Every modern neural network is trained with backpropagation: computing gradients of a global loss and pushing them backward through every layer. Backprop is powerful, but it is:

Biologically implausible: real neurons don't receive error signals from the future
Memory-intensive: requires storing all intermediate activations for the backward pass
Hard to parallelize layer-wise: each layer waits for the layer above to finish its backward pass

NoPropDT (from researchers at the University of Oxford) replaces backprop with a stack of local denoising blocks. Each block learns to denoise a class embedding toward the correct label — no global gradient, no backward pass through the whole network.

How NoPropDT Works

The intuition maps directly to diffusion models: start with a noisy guess and iteratively denoise it.

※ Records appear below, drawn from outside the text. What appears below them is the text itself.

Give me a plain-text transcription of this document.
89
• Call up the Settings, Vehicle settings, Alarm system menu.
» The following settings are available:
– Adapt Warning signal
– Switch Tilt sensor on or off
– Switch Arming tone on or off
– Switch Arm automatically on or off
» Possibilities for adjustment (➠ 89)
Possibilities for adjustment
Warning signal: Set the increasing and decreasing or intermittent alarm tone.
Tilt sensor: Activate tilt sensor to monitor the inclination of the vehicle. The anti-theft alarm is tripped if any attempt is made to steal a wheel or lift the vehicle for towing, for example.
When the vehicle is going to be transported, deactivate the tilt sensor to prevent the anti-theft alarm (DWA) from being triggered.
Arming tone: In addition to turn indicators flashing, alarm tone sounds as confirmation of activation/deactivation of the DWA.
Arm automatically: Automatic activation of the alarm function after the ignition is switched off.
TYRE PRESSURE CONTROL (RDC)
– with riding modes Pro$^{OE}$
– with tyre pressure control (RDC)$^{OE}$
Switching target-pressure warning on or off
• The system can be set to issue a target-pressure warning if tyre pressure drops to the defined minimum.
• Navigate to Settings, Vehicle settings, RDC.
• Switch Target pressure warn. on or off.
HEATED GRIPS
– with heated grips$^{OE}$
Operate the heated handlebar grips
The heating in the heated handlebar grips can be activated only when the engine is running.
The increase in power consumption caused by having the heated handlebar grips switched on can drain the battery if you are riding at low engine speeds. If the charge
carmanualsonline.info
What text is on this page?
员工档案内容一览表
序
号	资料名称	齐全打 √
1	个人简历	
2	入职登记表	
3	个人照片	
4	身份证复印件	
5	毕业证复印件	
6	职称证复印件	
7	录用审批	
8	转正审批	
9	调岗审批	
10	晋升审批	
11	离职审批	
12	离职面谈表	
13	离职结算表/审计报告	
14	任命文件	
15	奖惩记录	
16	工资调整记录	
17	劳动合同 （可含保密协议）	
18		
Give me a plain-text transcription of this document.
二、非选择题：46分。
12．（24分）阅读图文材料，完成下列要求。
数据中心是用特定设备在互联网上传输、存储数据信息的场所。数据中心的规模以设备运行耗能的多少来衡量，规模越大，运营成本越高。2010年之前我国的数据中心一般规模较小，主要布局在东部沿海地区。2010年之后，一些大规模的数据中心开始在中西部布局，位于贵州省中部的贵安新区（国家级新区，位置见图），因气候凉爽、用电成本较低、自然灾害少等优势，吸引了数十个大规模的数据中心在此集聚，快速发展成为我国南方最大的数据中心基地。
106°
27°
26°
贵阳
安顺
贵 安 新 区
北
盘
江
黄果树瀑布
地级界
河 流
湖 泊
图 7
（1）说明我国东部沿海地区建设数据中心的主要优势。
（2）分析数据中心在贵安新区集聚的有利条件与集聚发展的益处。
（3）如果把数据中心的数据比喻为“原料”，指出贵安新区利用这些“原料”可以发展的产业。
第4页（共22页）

Start with a noisy class embedding (Gaussian noise added to the label embedding)
A DenoiseBlock (CNN + MLP) processes the image alongside the noisy embedding and predicts a cleaner version
This is repeated T times: each block is trained with a local MSE loss only (no chain rule across blocks)
A final linear classifier reads the fully denoised embedding and predicts the class

Code flow:
main.py
 └─→ experiments/run_mnist_dt.py
     ├─→ data/mnist_loader.py         # MNIST DataLoaders
     ├─→ models/no_prop_dt.py         # NoPropDT model + DenoiseBlock
     └─→ trainer/train_nopropdt.py    # Layer-wise local MSE training

Results

Dataset	Variant	Accuracy	Epochs to convergence
MNIST	With nonlinear decoder	~99%	7
MNIST	No decoder	~97%	10
CIFAR-10	With nonlinear decoder	~76%	50
CIFAR-10	No decoder	~68%	50

All results achieved without backpropagation. Training uses only local per-layer MSE losses.

Why I Built This

This was a deep-dive reproduction exercise: reading a research paper (Oxford, 2025) and rebuilding it from scratch in a clean, modular PyTorch codebase, extending it to CIFAR-10 and adding a nonlinear decoder variant. The goal was to deeply understand an alternative training paradigm that could matter for neuromorphic hardware, federated learning, and biologically plausible AI.

The repo has earned 5 ⭐ and is actively watched by researchers interested in backprop-free learning.